Besinleri alma biçimine göre üçe ayrılır:
1. Holozoik Yaşam: Besinlerini daha çok katı ve büyük parçalar halinde alan canlılardır.  Her birey kendi besinini kendisi temin eder. Sindirim sistemleri, duyu organları, sinir ve kas sistemleri gelişmiştir.
a) Etçiller: Daha çok hayvansal besinlerle beslenirler. Bazı kuş türleri ve kemirgenler familyasının türleri bu şekilde beslenir. Diş yapıları et yemeye uygun olup, köpek dişleri gelişmiştir.
b) Otçullar: Daha çok bitkisel kaynaklı besinlerle beslenirler. Keçi, koyun, inek, kaplumbağa, kirpi bu gruba örnek verilebilir. Bu hayvanların diş yapıları ve sindirim sistemleri selülozu sindirecek şekilde özelleşmiştir.
c) Etçil—Otçullar (Omnivorlar): insan, bazı balıklar, bazı kuşlar bu gruba girer. Dişleri hem parçalayıcı, hem kesici olarak bulunur.
2. Simbiyoz (Birlikte) Yaşam: Bu gruptaki canlılar birbirleri üzerinde veya içinde yaşarlar. Bazı birlikler zararlı, bazıları faydalıdır.
a) Kommensalizm: Zararsız bir birliktir. Beraber yaşayan canlılardan biri fayda elde ederken diğerinin faydası ve zararı yoktur, insanların ağız ve bağırsak bölgelerinde yaşayan bazı bakteriler bu şekildedir. İnsandan faydalanırlar, ama insana fayda veya zararları yoktur. Köpek balıkları ile onların karın bölgelerine tutunarak yaşayan Echeneis balıkları da böyledir.

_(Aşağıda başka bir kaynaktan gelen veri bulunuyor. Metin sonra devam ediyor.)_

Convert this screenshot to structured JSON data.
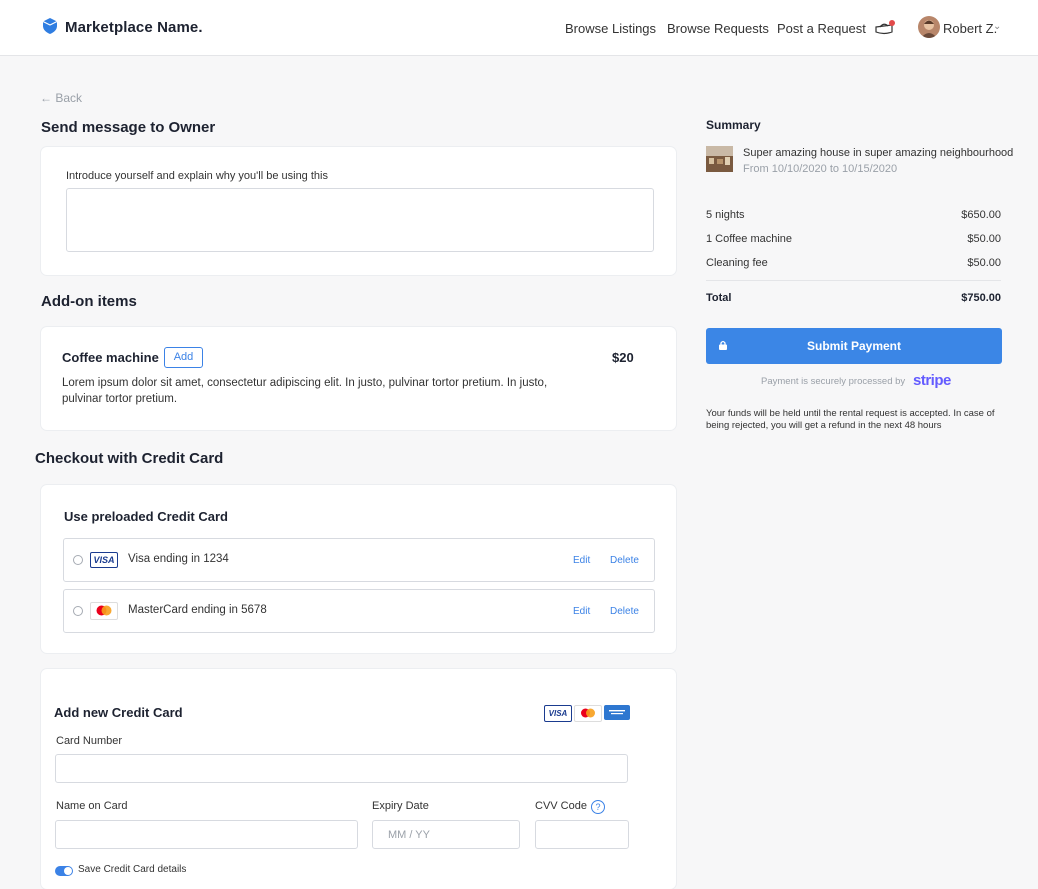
{
  "header": {
    "brand": "Marketplace Name.",
    "nav": [
      "Browse Listings",
      "Browse Requests",
      "Post a Request"
    ],
    "user_name": "Robert Z."
  },
  "back_label": "Back",
  "message": {
    "title": "Send message to Owner",
    "label": "Introduce yourself and explain why you'll be using this"
  },
  "addons": {
    "title": "Add-on items",
    "item_name": "Coffee machine",
    "add_label": "Add",
    "price": "$20",
    "description": "Lorem ipsum dolor sit amet, consectetur adipiscing elit. In justo, pulvinar tortor pretium. In justo, pulvinar tortor pretium."
  },
  "checkout": {
    "title": "Checkout with Credit Card",
    "preloaded_title": "Use preloaded Credit Card",
    "cards": [
      {
        "brand": "VISA",
        "label": "Visa ending in 1234"
      },
      {
        "brand": "MasterCard",
        "label": "MasterCard ending in 5678"
      }
    ],
    "edit_label": "Edit",
    "delete_label": "Delete"
  },
  "new_card": {
    "title": "Add new Credit Card",
    "card_number_label": "Card Number",
    "name_label": "Name on Card",
    "expiry_label": "Expiry Date",
    "expiry_placeholder": "MM / YY",
    "cvv_label": "CVV Code",
    "save_label": "Save Credit Card details",
    "visa_text": "VISA"
  },
  "summary": {
    "title": "Summary",
    "listing_title": "Super amazing house in super amazing neighbourhood",
    "listing_dates": "From 10/10/2020 to 10/15/2020",
    "items": [
      {
        "label": "5 nights",
        "value": "$650.00"
      },
      {
        "label": "1 Coffee machine",
        "value": "$50.00"
      },
      {
        "label": "Cleaning fee",
        "value": "$50.00"
      }
    ],
    "total_label": "Total",
    "total_value": "$750.00",
    "pay_label": "Submit Payment",
    "secure_text": "Payment is securely processed by",
    "stripe_text": "stripe",
    "note": "Your funds will be held until the rental request is accepted. In case of being rejected, you will get a refund in the next 48 hours"
  },
  "colors": {
    "accent": "#3b86e6",
    "stripe": "#635bff"
  }
}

b) Mutualizm: Karşılıklı fayda esasına dayalı bir yaşam birliğidir. İnsan bağırsağındaki bazı bakteriler insanın besinlerinden yararlanır ve insanı barınak olarak kullanırlar. Buna karşılık bazı artıkları parçalayarak insana B ve K vitaminlerini hediye ederler. Termitler ve geviş getiren Memelilerin midelerindeki selüloz sindirici tek hücreliler de bu şekilde yaşarlar. Selülozu sindiren enzimler üreterek hayvanın sindirimine yardımcı olurlar. Kendileri de hayvanı konak ve besin kaynağı olarak kullanırlar. Bu iki canlı birbirinden ayrılırsa ikisi de zarar görür. Likenler de mutualist yaşam için çok iyi bir örnektir. Su yosunu ve mantarın birleşmesiyle oluşmuştur. Su yosunu mantara besin ve O2 verirken mantar da ona CO2 ve H20 sağlar.
c) Parazitlik: Beraber yaşayan iki canlıdan biri fayda görür. Bu esnada faydalandığı canlıya zarar verir. Bu yüzden buna zararlı birlikler denir. İki canlı ayrılacak olursa, fayda gören bu faydayı kaybettiği için yaşamını yitirebilir. Diğer canlı ise zarardan kurtulduğu için daha rahat yaşamına devam eder. Parazitler canlının dış kısımlarına yerleşmişse bunlara Ektoparazit denir. Keneler, pireler, bitler ve bazı mantarlar gibi. Parazitler canlının iç kısımlarına yerleşmişse bunlara da Endoparazit denir. Plazmodyum mikrobu, bağırsak kurtları, tenyalar ve bazı bakteriler bunlardandır. En iyi parazit konağını öldürmeden ondan uzun süre faydalanandır.
3. Saprofit (Çürükçül) Yaşam: Bu gruptaki canlılarda sindirim sistemi tam gelişmemiştir. Bu yüzden besinlerini bulundukları ortamlardan yarı sindirilmiş sıvılar olarak alırlar. Bazıları salgıladıkları enzimlerle hem kendi besinlerini kısmen sindirmiş olurlar, hem de organik artıkları parçalayarak ölmüş bitki ve hayvan artıklarını ortadan kaldırırlar. Bu sayede tabiattaki madde devrine önemli katkıda bulunmuş olurlar. Şapkalı mantarlar tabiatta ilkbahar ve sonbaharda daha iyi gelişirler. Çünkü bu zamanlarda toprakta daha çok çözünmüş madde ve su bulunur. Hem de ortam sıcaklığı yaşamaya elverişlidir. Saprofitleri, bakteriler ve mantarlar oluşturur.